Dans le Cantique des cantiques, les amants se cherchent et s’attirent « sur les montagnes embaumées » (8,14), exhalant « le cypre, le nard et le safran ».

Ma première apparition dans la Bible est esquissée ainsi dans le Cantique : « Tandis que le roi est en son enclos, mon nard donne son parfum » (1,12). La narratrice est la jeune amoureuse qui utilise mon parfum comme une arme de séduction. On sait bien que quand on est amoureux, on ne regarde pas à la dépense, d’autant plus si l’être aimé est un roi, jeune et beau, séduisant par sa puissance.

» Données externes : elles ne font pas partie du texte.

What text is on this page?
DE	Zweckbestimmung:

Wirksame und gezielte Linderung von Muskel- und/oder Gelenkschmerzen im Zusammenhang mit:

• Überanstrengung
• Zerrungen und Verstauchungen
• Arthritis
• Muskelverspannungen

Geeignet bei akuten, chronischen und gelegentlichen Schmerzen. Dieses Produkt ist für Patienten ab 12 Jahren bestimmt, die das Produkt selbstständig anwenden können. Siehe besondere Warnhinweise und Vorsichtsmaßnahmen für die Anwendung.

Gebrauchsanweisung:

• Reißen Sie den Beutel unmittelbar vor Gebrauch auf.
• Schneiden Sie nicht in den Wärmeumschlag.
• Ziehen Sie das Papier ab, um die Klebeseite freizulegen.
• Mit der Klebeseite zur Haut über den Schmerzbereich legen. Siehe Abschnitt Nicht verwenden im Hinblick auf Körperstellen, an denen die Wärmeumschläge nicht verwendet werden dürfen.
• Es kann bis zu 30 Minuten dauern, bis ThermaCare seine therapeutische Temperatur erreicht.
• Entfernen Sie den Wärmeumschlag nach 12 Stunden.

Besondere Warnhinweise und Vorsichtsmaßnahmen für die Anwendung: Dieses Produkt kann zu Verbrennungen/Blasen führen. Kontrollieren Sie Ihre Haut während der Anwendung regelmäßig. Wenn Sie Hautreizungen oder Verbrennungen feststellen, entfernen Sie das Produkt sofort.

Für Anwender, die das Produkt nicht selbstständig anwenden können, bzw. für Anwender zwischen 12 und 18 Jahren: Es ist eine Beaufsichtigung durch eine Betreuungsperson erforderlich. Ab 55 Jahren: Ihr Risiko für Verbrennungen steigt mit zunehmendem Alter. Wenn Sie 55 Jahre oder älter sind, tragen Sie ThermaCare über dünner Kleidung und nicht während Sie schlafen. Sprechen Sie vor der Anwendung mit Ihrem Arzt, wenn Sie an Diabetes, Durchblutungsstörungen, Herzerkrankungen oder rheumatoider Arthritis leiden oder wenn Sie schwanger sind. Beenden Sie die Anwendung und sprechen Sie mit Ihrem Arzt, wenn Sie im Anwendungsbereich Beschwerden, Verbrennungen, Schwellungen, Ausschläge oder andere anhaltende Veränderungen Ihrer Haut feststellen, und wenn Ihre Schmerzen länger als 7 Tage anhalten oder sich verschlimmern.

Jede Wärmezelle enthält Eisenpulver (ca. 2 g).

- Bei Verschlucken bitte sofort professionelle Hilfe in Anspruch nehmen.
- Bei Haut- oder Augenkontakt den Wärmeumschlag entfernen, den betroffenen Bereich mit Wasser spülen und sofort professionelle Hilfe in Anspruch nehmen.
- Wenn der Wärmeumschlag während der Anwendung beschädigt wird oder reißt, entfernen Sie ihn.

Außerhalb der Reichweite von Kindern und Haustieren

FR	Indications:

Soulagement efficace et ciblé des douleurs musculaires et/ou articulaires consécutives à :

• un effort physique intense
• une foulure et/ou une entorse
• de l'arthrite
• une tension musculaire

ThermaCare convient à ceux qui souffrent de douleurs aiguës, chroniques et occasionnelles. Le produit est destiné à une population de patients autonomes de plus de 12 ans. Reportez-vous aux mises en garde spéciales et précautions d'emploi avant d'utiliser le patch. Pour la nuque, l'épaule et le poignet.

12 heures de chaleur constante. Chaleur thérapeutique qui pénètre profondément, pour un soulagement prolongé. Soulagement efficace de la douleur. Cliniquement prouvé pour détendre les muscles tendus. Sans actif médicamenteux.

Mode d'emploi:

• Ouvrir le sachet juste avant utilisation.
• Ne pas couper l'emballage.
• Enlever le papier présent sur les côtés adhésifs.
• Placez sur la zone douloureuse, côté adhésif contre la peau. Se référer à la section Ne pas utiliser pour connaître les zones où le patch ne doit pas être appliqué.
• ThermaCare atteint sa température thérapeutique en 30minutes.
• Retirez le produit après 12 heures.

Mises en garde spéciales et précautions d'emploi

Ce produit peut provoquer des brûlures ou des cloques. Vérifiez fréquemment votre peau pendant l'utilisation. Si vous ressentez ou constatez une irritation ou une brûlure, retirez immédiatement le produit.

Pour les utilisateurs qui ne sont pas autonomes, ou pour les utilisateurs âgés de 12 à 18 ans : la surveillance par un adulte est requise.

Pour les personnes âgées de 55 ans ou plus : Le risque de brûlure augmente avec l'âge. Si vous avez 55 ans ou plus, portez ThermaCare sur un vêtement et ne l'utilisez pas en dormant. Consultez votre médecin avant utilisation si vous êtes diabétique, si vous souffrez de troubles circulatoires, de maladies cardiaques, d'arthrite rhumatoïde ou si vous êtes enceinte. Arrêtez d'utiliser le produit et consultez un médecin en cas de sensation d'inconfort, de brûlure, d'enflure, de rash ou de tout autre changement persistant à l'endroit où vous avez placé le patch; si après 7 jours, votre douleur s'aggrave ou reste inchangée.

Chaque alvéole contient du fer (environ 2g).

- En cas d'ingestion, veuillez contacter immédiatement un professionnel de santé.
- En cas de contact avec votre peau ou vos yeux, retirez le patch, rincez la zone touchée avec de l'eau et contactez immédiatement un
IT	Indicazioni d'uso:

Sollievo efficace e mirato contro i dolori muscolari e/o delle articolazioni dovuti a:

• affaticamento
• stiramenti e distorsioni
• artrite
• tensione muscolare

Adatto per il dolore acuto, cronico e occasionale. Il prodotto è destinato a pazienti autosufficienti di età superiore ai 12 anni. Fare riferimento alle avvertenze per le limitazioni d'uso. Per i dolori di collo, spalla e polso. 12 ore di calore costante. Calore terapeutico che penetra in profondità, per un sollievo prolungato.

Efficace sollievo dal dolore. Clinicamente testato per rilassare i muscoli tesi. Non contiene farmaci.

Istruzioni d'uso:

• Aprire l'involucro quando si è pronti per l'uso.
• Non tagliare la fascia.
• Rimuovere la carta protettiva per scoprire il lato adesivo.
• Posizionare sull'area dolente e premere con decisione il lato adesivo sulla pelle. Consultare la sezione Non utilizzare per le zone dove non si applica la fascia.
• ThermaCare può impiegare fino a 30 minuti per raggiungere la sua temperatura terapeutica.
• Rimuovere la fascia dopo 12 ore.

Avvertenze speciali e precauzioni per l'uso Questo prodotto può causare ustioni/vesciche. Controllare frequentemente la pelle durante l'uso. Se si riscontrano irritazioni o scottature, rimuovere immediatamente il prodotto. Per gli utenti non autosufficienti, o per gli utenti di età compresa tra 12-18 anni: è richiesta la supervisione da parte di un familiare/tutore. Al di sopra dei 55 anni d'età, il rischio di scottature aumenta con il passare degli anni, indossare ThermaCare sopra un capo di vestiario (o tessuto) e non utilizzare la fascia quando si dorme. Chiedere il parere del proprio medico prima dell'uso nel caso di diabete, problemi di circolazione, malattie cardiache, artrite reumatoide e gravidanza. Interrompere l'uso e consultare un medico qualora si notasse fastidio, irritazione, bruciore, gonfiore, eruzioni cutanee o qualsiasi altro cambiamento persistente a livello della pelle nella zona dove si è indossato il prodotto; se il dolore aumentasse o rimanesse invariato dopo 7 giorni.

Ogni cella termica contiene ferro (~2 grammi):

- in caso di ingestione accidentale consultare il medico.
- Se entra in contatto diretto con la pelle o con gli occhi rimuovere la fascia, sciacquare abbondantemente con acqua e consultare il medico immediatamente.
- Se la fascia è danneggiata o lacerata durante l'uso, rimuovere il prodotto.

Je suis donc associé à l’amour, à ses rêves, à ses arts, à ses gâchis. Mon parfum exalte ce climat magique que crée l’amour, qui transfigure la vie et qui est prémices et promesse de vie. Que peut-on rêver de mieux ?

*

Et pourtant la Bible me rend protagoniste de quelque chose de plus surprenant encore, qui indique jusqu’où peut aller l’amour : « Marie, prenant une livre d’un parfum de nard pur, de grand prix, oignit les pieds de Jésus et les essuya avec ses cheveux ; et la maison s’emplit de la senteur du parfum » (Jn 12,3). Un homme calculateur comme Judas fut scandalisé : « Dix mille euros jetés ainsi, en quelques secondes, ne pouvaient-ils pas être investis dans de bonnes œuvres ? Les femmes ne comprennent vraiment rien ! »

Et pourtant moi, le nard, habitué à bien d’autres contextes, je fus ému cette fois-là comme jamais auparavant.

Ce gaspillage était pour un roi, jeune, beau, « le plus beau des enfants des hommes » (Ps 44), un roi juste comme la Justice, sage comme la Sagesse, mais un roi vaincu par la haine mortelle de ses adversaires, pleins de rancœur.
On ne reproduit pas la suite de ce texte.